Educationist Annie Besant: Non-Muslim views about Muhammad

Annie Besant (née Wood; October 1, 1847 – September 20, 1933) was a British socialist, theosophist, women’s rights activist, writer, orator, educationist, and philanthropist. He was regarded as a champion of human freedom. She wrote about Prophet Muhammad (peace be upon him). ‘In the darkness, he was light, and we find his life so great and so authentic that we can feel why he was chosen to carry the word of the Lord to the people around him. The reason for the misery of Islam is that the followers of Islam are unfit for its founder.

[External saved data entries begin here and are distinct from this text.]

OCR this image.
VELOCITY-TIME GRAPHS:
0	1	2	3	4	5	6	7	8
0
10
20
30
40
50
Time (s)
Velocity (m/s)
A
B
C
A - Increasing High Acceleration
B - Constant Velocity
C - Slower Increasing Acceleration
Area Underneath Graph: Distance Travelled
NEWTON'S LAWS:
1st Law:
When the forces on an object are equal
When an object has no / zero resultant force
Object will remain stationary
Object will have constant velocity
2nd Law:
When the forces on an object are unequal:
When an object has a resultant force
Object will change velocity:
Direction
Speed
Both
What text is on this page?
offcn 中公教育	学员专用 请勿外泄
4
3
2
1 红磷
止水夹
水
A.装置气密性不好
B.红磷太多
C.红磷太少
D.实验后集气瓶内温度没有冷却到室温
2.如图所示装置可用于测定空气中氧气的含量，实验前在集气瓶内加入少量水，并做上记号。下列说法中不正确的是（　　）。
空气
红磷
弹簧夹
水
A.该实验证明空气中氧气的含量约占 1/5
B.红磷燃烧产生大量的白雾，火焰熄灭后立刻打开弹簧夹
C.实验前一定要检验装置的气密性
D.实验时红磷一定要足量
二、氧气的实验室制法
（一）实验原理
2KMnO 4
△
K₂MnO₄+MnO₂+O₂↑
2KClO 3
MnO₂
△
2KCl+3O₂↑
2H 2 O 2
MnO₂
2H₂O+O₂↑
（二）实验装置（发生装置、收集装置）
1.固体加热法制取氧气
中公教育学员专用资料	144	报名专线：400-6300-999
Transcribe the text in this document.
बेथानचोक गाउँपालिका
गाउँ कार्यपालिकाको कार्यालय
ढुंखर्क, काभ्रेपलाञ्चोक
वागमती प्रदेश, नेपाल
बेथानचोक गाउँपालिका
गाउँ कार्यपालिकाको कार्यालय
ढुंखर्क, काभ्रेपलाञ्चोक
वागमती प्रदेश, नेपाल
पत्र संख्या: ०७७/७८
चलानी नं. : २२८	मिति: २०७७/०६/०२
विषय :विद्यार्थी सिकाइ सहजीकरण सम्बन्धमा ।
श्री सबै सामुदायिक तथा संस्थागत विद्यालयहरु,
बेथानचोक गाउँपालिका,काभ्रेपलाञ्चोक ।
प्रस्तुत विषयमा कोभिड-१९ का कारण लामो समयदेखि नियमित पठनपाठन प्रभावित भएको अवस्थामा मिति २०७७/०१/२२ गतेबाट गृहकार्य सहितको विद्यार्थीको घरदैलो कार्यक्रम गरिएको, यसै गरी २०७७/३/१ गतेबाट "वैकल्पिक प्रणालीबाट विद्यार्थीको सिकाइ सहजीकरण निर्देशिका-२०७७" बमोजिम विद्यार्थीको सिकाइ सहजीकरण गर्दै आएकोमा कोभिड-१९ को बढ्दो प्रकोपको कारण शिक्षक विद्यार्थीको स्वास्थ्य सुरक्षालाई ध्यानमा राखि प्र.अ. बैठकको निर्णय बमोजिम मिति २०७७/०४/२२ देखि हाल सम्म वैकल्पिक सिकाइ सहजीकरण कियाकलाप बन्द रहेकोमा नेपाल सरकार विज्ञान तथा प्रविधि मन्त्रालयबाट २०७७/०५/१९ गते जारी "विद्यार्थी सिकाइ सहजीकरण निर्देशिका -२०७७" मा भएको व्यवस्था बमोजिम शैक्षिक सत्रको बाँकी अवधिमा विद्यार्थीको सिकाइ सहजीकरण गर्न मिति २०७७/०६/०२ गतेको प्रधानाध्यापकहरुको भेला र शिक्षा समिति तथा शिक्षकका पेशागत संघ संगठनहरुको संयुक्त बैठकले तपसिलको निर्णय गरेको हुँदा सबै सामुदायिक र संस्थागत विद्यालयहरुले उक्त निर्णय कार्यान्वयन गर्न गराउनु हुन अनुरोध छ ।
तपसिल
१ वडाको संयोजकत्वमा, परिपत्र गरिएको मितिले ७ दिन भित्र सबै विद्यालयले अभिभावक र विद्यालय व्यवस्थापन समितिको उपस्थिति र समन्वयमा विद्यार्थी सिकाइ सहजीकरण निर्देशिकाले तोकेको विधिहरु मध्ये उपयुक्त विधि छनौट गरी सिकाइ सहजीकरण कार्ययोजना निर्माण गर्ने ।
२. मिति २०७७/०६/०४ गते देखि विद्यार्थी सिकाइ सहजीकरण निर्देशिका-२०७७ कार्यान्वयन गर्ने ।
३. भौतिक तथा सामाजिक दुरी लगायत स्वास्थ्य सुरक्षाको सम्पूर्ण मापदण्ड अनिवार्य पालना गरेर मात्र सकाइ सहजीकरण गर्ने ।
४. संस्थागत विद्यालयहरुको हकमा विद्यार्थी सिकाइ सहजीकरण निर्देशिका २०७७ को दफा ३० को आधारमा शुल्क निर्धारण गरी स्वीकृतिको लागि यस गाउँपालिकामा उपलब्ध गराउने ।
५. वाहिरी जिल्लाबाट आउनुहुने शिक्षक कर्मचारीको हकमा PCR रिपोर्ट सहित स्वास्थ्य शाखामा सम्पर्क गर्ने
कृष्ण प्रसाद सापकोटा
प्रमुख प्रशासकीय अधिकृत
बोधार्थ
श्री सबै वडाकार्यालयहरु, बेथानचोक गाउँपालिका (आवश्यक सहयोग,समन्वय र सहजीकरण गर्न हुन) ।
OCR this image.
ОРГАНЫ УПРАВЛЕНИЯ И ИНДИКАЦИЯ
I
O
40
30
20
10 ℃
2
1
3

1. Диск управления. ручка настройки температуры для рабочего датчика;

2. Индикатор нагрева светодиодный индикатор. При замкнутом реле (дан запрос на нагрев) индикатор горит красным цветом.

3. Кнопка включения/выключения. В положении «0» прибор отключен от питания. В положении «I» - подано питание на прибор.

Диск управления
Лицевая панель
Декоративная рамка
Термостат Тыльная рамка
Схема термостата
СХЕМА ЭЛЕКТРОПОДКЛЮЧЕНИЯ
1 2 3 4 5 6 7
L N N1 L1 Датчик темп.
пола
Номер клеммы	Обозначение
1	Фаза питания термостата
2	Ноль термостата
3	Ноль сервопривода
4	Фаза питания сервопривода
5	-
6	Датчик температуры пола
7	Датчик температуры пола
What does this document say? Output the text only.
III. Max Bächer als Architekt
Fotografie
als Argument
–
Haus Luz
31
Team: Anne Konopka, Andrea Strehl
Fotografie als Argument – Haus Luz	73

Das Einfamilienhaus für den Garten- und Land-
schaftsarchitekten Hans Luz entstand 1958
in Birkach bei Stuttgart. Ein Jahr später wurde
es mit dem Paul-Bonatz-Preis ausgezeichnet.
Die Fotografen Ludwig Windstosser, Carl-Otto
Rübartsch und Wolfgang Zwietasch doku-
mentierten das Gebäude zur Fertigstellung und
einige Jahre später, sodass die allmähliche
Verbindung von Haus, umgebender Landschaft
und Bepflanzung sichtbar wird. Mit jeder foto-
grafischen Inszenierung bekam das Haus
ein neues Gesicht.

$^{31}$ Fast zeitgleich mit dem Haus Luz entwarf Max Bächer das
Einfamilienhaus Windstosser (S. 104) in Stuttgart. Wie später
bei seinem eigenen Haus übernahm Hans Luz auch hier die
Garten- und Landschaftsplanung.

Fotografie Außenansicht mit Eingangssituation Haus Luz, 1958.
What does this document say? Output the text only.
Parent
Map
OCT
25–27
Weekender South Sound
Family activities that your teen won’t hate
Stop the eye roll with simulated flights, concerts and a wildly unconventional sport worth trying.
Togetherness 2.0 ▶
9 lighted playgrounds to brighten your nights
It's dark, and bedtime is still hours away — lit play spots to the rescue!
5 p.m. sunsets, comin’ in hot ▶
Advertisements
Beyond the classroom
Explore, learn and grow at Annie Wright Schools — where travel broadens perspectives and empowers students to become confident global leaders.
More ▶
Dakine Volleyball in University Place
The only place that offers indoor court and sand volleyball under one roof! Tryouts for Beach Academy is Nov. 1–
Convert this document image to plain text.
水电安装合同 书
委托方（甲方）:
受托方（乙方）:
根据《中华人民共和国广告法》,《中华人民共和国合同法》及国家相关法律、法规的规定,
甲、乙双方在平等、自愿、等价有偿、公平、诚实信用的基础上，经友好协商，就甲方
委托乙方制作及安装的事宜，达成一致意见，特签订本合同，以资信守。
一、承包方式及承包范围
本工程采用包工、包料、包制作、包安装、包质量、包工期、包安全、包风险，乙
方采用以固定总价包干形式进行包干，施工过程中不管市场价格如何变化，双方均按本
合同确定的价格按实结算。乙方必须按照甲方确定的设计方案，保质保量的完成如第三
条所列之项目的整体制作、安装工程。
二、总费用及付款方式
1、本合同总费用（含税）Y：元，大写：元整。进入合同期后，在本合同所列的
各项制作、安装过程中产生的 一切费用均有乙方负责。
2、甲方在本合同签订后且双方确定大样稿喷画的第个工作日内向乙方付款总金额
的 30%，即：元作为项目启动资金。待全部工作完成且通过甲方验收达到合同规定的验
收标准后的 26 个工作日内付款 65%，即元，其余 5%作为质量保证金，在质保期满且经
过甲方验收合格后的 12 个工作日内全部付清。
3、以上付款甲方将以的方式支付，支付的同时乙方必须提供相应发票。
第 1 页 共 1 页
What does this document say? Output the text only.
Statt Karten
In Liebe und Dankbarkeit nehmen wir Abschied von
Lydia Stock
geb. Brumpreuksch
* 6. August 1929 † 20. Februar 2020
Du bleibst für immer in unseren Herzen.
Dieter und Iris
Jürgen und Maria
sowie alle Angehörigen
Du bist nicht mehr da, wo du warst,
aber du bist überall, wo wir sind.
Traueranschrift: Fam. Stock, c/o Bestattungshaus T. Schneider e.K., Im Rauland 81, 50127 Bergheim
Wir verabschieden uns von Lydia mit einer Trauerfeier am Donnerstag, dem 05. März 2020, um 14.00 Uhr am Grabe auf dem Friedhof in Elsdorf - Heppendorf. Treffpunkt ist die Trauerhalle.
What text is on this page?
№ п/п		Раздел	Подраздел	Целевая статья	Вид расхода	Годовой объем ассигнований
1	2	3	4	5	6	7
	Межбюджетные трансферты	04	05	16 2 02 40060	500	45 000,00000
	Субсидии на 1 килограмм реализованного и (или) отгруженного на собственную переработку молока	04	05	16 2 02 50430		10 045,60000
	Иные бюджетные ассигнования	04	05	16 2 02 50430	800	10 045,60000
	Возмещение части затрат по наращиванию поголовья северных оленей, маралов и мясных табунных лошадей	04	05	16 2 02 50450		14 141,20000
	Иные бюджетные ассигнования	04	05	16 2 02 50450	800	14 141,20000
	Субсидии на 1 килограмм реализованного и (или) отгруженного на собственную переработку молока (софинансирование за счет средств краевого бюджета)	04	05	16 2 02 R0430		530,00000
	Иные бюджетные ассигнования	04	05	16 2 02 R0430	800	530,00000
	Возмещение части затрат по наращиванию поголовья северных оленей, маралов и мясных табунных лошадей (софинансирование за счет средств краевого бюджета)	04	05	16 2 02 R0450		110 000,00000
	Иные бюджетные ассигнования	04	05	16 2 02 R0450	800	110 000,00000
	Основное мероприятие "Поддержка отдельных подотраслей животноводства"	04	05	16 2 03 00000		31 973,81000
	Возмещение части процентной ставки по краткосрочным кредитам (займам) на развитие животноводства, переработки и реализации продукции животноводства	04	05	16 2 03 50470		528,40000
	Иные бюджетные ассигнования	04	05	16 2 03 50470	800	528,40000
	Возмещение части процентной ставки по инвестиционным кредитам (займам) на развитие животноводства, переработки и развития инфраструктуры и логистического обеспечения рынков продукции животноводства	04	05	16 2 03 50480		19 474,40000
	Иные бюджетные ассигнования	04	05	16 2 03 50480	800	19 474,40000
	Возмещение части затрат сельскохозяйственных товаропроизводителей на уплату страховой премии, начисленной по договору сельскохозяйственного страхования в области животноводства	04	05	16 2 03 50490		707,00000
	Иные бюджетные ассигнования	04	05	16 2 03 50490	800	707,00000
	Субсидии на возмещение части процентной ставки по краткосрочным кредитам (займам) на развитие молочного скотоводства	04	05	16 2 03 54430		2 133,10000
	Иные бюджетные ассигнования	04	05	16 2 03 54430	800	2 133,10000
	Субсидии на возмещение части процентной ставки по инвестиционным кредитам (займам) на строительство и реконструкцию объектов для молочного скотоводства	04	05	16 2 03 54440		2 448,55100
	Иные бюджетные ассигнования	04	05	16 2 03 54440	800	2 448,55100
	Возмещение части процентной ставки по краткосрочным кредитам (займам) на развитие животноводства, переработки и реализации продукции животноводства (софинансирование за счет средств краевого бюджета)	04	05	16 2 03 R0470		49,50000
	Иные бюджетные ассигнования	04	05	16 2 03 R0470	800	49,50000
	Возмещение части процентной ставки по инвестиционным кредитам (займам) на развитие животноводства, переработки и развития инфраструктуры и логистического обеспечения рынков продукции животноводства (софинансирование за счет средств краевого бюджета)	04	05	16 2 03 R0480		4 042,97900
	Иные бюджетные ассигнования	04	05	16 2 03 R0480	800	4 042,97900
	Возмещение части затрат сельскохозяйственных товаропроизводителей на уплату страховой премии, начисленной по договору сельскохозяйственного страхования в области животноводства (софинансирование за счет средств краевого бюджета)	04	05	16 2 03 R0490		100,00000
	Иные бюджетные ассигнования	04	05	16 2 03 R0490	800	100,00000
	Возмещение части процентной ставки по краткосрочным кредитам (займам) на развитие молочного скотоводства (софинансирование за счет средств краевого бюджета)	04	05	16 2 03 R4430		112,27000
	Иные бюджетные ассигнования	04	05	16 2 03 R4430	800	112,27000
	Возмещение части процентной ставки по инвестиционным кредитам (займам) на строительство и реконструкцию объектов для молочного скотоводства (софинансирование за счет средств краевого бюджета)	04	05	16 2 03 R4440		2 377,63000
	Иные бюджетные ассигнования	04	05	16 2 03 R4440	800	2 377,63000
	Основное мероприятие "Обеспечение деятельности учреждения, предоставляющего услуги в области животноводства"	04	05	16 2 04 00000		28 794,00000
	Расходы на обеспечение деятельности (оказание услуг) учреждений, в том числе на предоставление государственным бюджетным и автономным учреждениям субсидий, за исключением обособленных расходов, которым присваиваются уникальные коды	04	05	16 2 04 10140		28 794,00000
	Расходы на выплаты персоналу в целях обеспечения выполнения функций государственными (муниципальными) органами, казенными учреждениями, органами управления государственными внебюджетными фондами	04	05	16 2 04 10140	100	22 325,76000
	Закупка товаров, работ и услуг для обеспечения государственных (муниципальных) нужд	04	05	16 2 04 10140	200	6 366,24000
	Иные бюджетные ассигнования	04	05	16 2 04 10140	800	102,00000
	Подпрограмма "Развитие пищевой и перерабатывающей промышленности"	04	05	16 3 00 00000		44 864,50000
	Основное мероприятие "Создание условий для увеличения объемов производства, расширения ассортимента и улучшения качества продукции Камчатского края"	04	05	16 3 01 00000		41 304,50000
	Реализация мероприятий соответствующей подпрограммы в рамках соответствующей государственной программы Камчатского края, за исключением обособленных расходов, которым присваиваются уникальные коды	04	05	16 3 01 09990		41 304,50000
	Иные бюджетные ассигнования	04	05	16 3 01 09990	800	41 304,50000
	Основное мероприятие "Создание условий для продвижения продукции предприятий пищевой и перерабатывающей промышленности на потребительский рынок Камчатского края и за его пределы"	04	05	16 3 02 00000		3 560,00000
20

In conclusion, we can say, If a person with a personality like the Prophet (peace be upon him) could take the lead in the modern world, he would pull out all the solutions to the problems of the present world. Who was fully capable of bringing many hopes and aspirations and happiness and peace to the people. This is why it is called “ISLAM IS THE COMPLETE CODE OF LIFE.” There is no doubt that the proposed divine law directed by Hazrat Muhammad (PBUH) is timeless and that he was the most useful thinker of all time.